Rangers retrieved her body yesterday after harpooning the crocodile about a mile from where the woman was attacked: “The harpooning caused the crocodile to let go of what he had,” Northern Territory Police Commander Max Pope said.
Crocodiles attack by locking their jaws around their prey and executing a “death roll” underwater. They do not usually eat all their prey immediately, but wedge it under a rock or underwater log, returning later.
Tour group members said they saw a dark shape moving through the water just before the young woman vanished. Her sister was swimming nearby at the time, police said. Their names were not released. Other witnesses said they heard her scream and she vanished beneath the water.
James Rothwell, 24, of Essex, England, said he felt a crocodile brush against his leg. “Seconds later I heard a girl scream and the girl went under the water.”
Rothwell said people on shore thought it may have been a gag, but when he reached shore, he cast a flashlight on the water and “saw two red eyes going away from where the girl had just gone under, and we saw the outline of a crocodile swimming along the surface of the water.”
Park rangers and police from the nearby town of Jabiru searched through the night for the woman after the leader of the nine-member tour group called them using a satellite phone.
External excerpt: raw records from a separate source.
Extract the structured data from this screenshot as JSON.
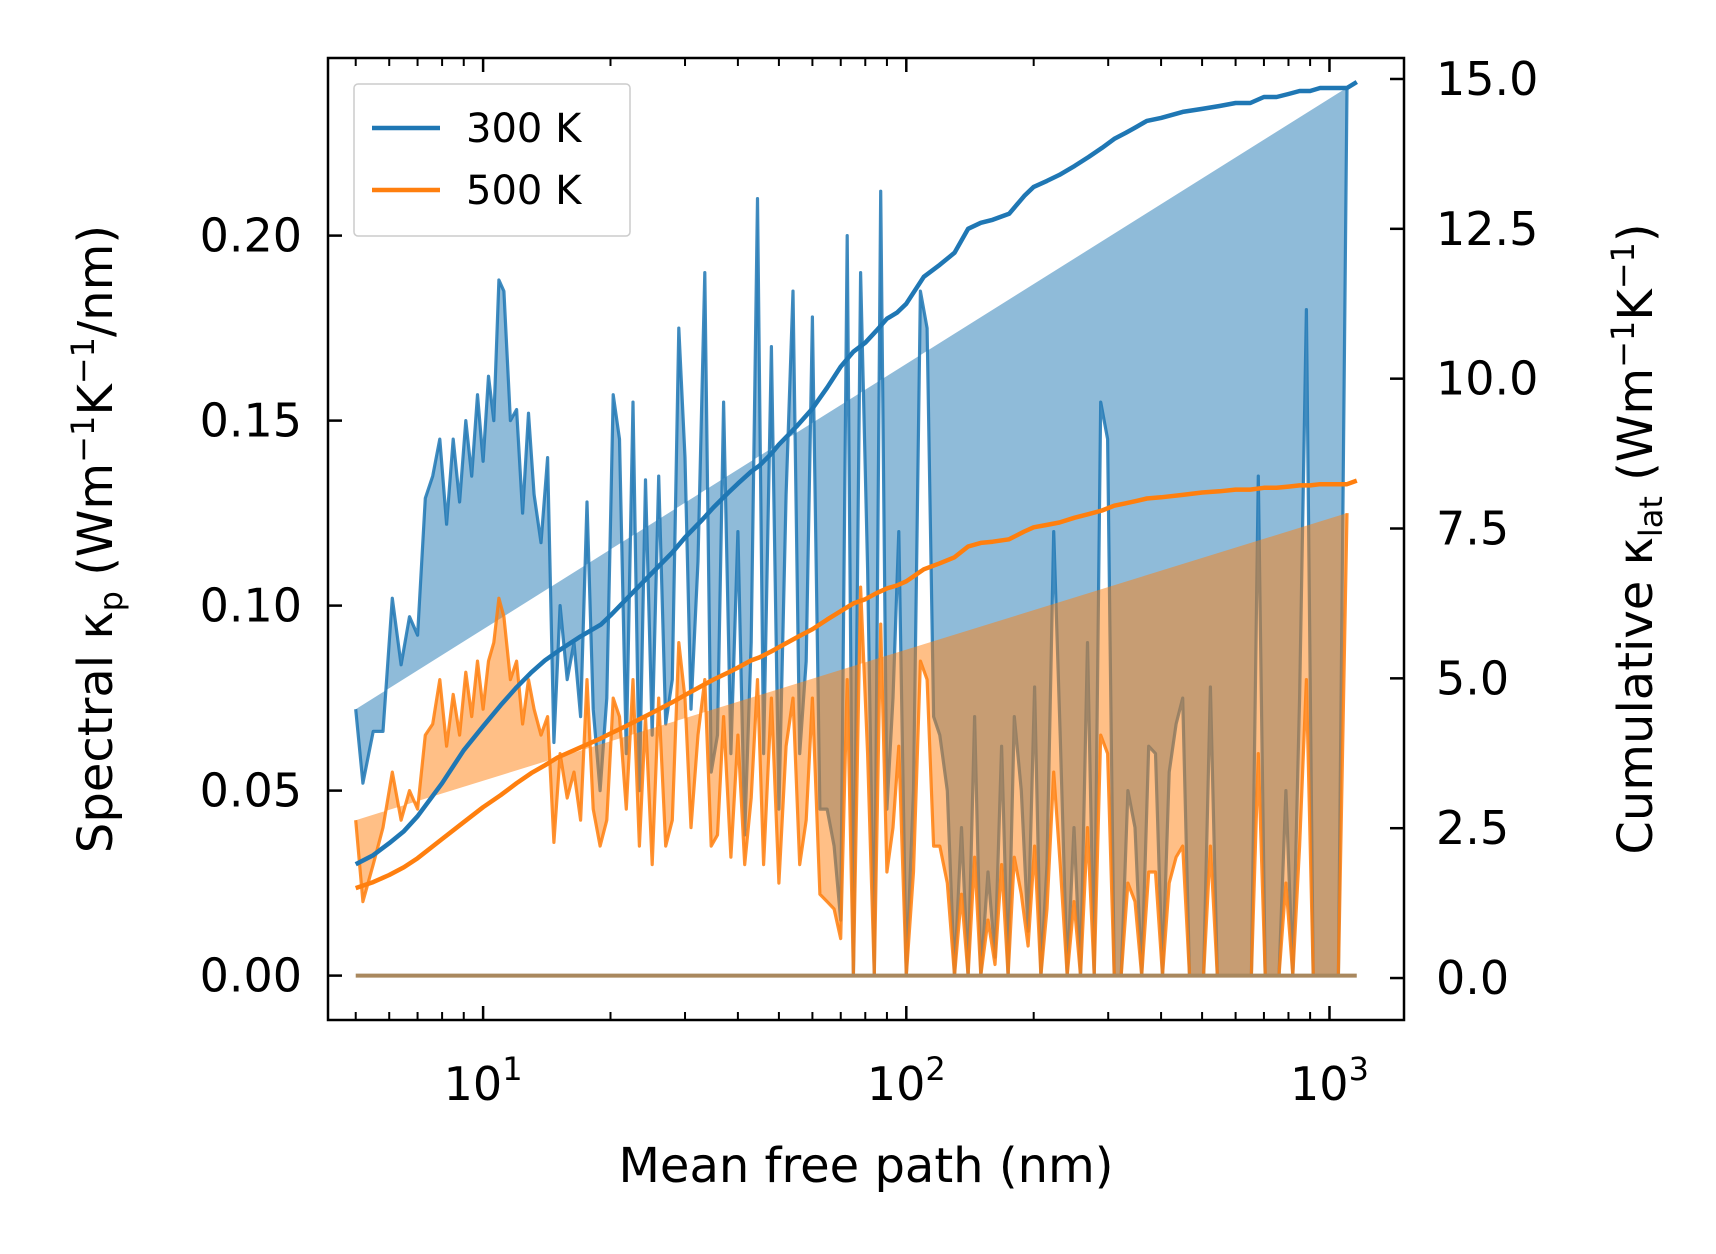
{
  "chart_data": {
    "type": "area",
    "xlabel": "Mean free path (nm)",
    "ylabel_left": {
      "prefix": "Spectral κ",
      "sub": "p",
      "unit_open": " (Wm",
      "sup1": "−1",
      "unit_mid": "K",
      "sup2": "−1",
      "unit_close": "/nm)"
    },
    "ylabel_right": {
      "prefix": "Cumulative κ",
      "sub": "lat",
      "unit_open": " (Wm",
      "sup1": "−1",
      "unit_mid": "K",
      "sup2": "−1",
      "unit_close": ")"
    },
    "xscale": "log",
    "xlim": [
      4.3,
      1500
    ],
    "ylim_left": [
      -0.012,
      0.248
    ],
    "ylim_right": [
      -0.7,
      15.35
    ],
    "x_ticks": [
      {
        "value": 10,
        "base": "10",
        "exp": "1"
      },
      {
        "value": 100,
        "base": "10",
        "exp": "2"
      },
      {
        "value": 1000,
        "base": "10",
        "exp": "3"
      }
    ],
    "y_ticks_left": [
      {
        "value": 0.0,
        "label": "0.00"
      },
      {
        "value": 0.05,
        "label": "0.05"
      },
      {
        "value": 0.1,
        "label": "0.10"
      },
      {
        "value": 0.15,
        "label": "0.15"
      },
      {
        "value": 0.2,
        "label": "0.20"
      }
    ],
    "y_ticks_right": [
      {
        "value": 0.0,
        "label": "0.0"
      },
      {
        "value": 2.5,
        "label": "2.5"
      },
      {
        "value": 5.0,
        "label": "5.0"
      },
      {
        "value": 7.5,
        "label": "7.5"
      },
      {
        "value": 10.0,
        "label": "10.0"
      },
      {
        "value": 12.5,
        "label": "12.5"
      },
      {
        "value": 15.0,
        "label": "15.0"
      }
    ],
    "legend": {
      "position": "upper-left",
      "entries": [
        "300 K",
        "500 K"
      ]
    },
    "colors": {
      "s300": "#1f77b4",
      "s500": "#ff7f0e"
    },
    "spectral_x": [
      5.0,
      5.2,
      5.5,
      5.8,
      6.1,
      6.4,
      6.7,
      7.0,
      7.3,
      7.6,
      7.9,
      8.2,
      8.5,
      8.8,
      9.1,
      9.4,
      9.7,
      10.0,
      10.3,
      10.6,
      10.9,
      11.2,
      11.6,
      12.0,
      12.4,
      12.8,
      13.2,
      13.7,
      14.2,
      14.7,
      15.2,
      15.8,
      16.4,
      17.0,
      17.6,
      18.2,
      18.9,
      19.6,
      20.3,
      21.0,
      21.8,
      22.6,
      23.4,
      24.2,
      25.1,
      26.0,
      27.0,
      28.0,
      29.0,
      30.0,
      31.0,
      32.2,
      33.4,
      34.6,
      35.8,
      37.0,
      38.5,
      40.0,
      41.5,
      43.0,
      44.5,
      46.0,
      48.0,
      50.0,
      52.0,
      54.0,
      56.0,
      58.0,
      60.0,
      62.5,
      65.0,
      67.5,
      70.0,
      72.5,
      75.0,
      78.0,
      81.0,
      84.0,
      87.0,
      90.0,
      93.0,
      96.0,
      100.0,
      104.0,
      108.0,
      112.0,
      116.0,
      120.0,
      125.0,
      130.0,
      135.0,
      140.0,
      145.0,
      150.0,
      156.0,
      162.0,
      168.0,
      174.0,
      180.0,
      187.0,
      194.0,
      201.0,
      208.0,
      215.0,
      223.0,
      231.0,
      240.0,
      249.0,
      258.0,
      268.0,
      278.0,
      288.0,
      299.0,
      310.0,
      322.0,
      334.0,
      347.0,
      360.0,
      374.0,
      388.0,
      403.0,
      418.0,
      434.0,
      450.0,
      467.0,
      485.0,
      504.0,
      523.0,
      543.0,
      564.0,
      585.0,
      607.0,
      630.0,
      654.0,
      679.0,
      705.0,
      732.0,
      760.0,
      789.0,
      819.0,
      850.0,
      882.0,
      915.0,
      950.0,
      1000.0,
      1050.0,
      1100.0,
      1140.0,
      1160.0
    ],
    "spectral_300": [
      0.072,
      0.052,
      0.066,
      0.066,
      0.102,
      0.084,
      0.097,
      0.092,
      0.129,
      0.135,
      0.145,
      0.122,
      0.145,
      0.128,
      0.15,
      0.135,
      0.157,
      0.139,
      0.162,
      0.15,
      0.188,
      0.185,
      0.15,
      0.153,
      0.125,
      0.152,
      0.13,
      0.117,
      0.14,
      0.063,
      0.1,
      0.08,
      0.09,
      0.07,
      0.128,
      0.072,
      0.05,
      0.075,
      0.157,
      0.145,
      0.06,
      0.155,
      0.05,
      0.134,
      0.065,
      0.135,
      0.068,
      0.08,
      0.175,
      0.14,
      0.072,
      0.112,
      0.19,
      0.055,
      0.065,
      0.155,
      0.06,
      0.12,
      0.038,
      0.09,
      0.21,
      0.06,
      0.17,
      0.045,
      0.13,
      0.185,
      0.06,
      0.085,
      0.178,
      0.045,
      0.045,
      0.035,
      0.015,
      0.2,
      0.0,
      0.19,
      0.11,
      0.0,
      0.212,
      0.045,
      0.075,
      0.12,
      0.0,
      0.05,
      0.185,
      0.175,
      0.07,
      0.065,
      0.05,
      0.0,
      0.04,
      0.0,
      0.07,
      0.0,
      0.028,
      0.005,
      0.062,
      0.0,
      0.07,
      0.05,
      0.012,
      0.078,
      0.0,
      0.03,
      0.12,
      0.065,
      0.0,
      0.04,
      0.0,
      0.09,
      0.0,
      0.155,
      0.145,
      0.0,
      0.0,
      0.05,
      0.04,
      0.0,
      0.062,
      0.06,
      0.0,
      0.055,
      0.068,
      0.075,
      0.0,
      0.0,
      0.0,
      0.078,
      0.0,
      0.0,
      0.0,
      0.0,
      0.0,
      0.0,
      0.135,
      0.0,
      0.0,
      0.0,
      0.05,
      0.0,
      0.075,
      0.18,
      0.0,
      0.0,
      0.0,
      0.0,
      0.24
    ],
    "spectral_500": [
      0.042,
      0.02,
      0.03,
      0.04,
      0.055,
      0.042,
      0.05,
      0.045,
      0.065,
      0.068,
      0.08,
      0.062,
      0.076,
      0.065,
      0.082,
      0.07,
      0.085,
      0.072,
      0.085,
      0.09,
      0.102,
      0.097,
      0.08,
      0.085,
      0.068,
      0.08,
      0.072,
      0.065,
      0.07,
      0.036,
      0.06,
      0.048,
      0.055,
      0.042,
      0.08,
      0.045,
      0.035,
      0.042,
      0.075,
      0.07,
      0.045,
      0.08,
      0.035,
      0.07,
      0.03,
      0.075,
      0.035,
      0.042,
      0.09,
      0.075,
      0.04,
      0.065,
      0.08,
      0.035,
      0.038,
      0.07,
      0.032,
      0.065,
      0.03,
      0.048,
      0.08,
      0.03,
      0.075,
      0.025,
      0.062,
      0.075,
      0.03,
      0.042,
      0.075,
      0.022,
      0.02,
      0.018,
      0.01,
      0.08,
      0.0,
      0.105,
      0.06,
      0.0,
      0.095,
      0.028,
      0.04,
      0.062,
      0.0,
      0.028,
      0.085,
      0.08,
      0.035,
      0.035,
      0.025,
      0.0,
      0.022,
      0.0,
      0.032,
      0.0,
      0.015,
      0.003,
      0.03,
      0.0,
      0.032,
      0.022,
      0.008,
      0.035,
      0.0,
      0.018,
      0.055,
      0.03,
      0.0,
      0.02,
      0.0,
      0.04,
      0.0,
      0.065,
      0.06,
      0.0,
      0.0,
      0.025,
      0.02,
      0.0,
      0.028,
      0.028,
      0.0,
      0.025,
      0.032,
      0.035,
      0.0,
      0.0,
      0.0,
      0.035,
      0.0,
      0.0,
      0.0,
      0.0,
      0.0,
      0.0,
      0.06,
      0.0,
      0.0,
      0.0,
      0.025,
      0.0,
      0.035,
      0.08,
      0.0,
      0.0,
      0.0,
      0.0,
      0.125
    ],
    "cumulative_x": [
      5.0,
      5.5,
      6.0,
      6.5,
      7.0,
      8.0,
      9.0,
      10.0,
      11.0,
      12.0,
      13.0,
      14.0,
      15.0,
      17.0,
      19.0,
      20.0,
      22.0,
      25.0,
      28.0,
      30.0,
      33.0,
      35.0,
      38.0,
      40.0,
      43.0,
      45.0,
      48.0,
      50.0,
      55.0,
      60.0,
      65.0,
      70.0,
      75.0,
      80.0,
      85.0,
      90.0,
      95.0,
      100.0,
      110.0,
      120.0,
      130.0,
      140.0,
      150.0,
      160.0,
      175.0,
      190.0,
      200.0,
      215.0,
      230.0,
      250.0,
      270.0,
      290.0,
      310.0,
      330.0,
      350.0,
      370.0,
      400.0,
      450.0,
      500.0,
      550.0,
      600.0,
      650.0,
      700.0,
      750.0,
      800.0,
      850.0,
      900.0,
      950.0,
      1000.0,
      1100.0,
      1160.0
    ],
    "cumulative_300": [
      1.9,
      2.05,
      2.25,
      2.45,
      2.7,
      3.25,
      3.8,
      4.2,
      4.55,
      4.85,
      5.1,
      5.3,
      5.45,
      5.7,
      5.9,
      6.05,
      6.35,
      6.75,
      7.1,
      7.35,
      7.65,
      7.85,
      8.1,
      8.25,
      8.45,
      8.55,
      8.75,
      8.9,
      9.2,
      9.5,
      9.85,
      10.2,
      10.45,
      10.6,
      10.8,
      11.0,
      11.1,
      11.25,
      11.7,
      11.9,
      12.1,
      12.5,
      12.6,
      12.65,
      12.75,
      13.05,
      13.2,
      13.3,
      13.4,
      13.55,
      13.7,
      13.85,
      14.0,
      14.1,
      14.2,
      14.3,
      14.35,
      14.45,
      14.5,
      14.55,
      14.6,
      14.6,
      14.7,
      14.7,
      14.75,
      14.8,
      14.8,
      14.85,
      14.85,
      14.85,
      14.95
    ],
    "cumulative_500": [
      1.5,
      1.6,
      1.72,
      1.85,
      2.0,
      2.32,
      2.6,
      2.85,
      3.05,
      3.25,
      3.42,
      3.55,
      3.68,
      3.85,
      4.0,
      4.08,
      4.22,
      4.42,
      4.6,
      4.72,
      4.88,
      4.98,
      5.1,
      5.18,
      5.3,
      5.35,
      5.45,
      5.52,
      5.68,
      5.82,
      5.98,
      6.12,
      6.25,
      6.32,
      6.42,
      6.5,
      6.55,
      6.62,
      6.82,
      6.92,
      7.02,
      7.2,
      7.26,
      7.28,
      7.32,
      7.45,
      7.52,
      7.56,
      7.6,
      7.68,
      7.74,
      7.8,
      7.88,
      7.92,
      7.96,
      8.0,
      8.02,
      8.06,
      8.1,
      8.12,
      8.15,
      8.15,
      8.18,
      8.18,
      8.2,
      8.22,
      8.22,
      8.24,
      8.24,
      8.24,
      8.3
    ]
  }
}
Pope said the group had ignored signs warning them about the danger of crocodiles whose numbers have boomed in the Kakadu National Park since they became a protected species in 1971, but attacks remain rare.
Kakadu is listed by the United Nations as a World Heritage site, and attracts 200,000 tourists a year. It covers almost 12,000 square miles of pristine floodplain and plateau, including spectacular waterfalls, a towering 125-mile long sandstone escarpment and many rare and endangered animals.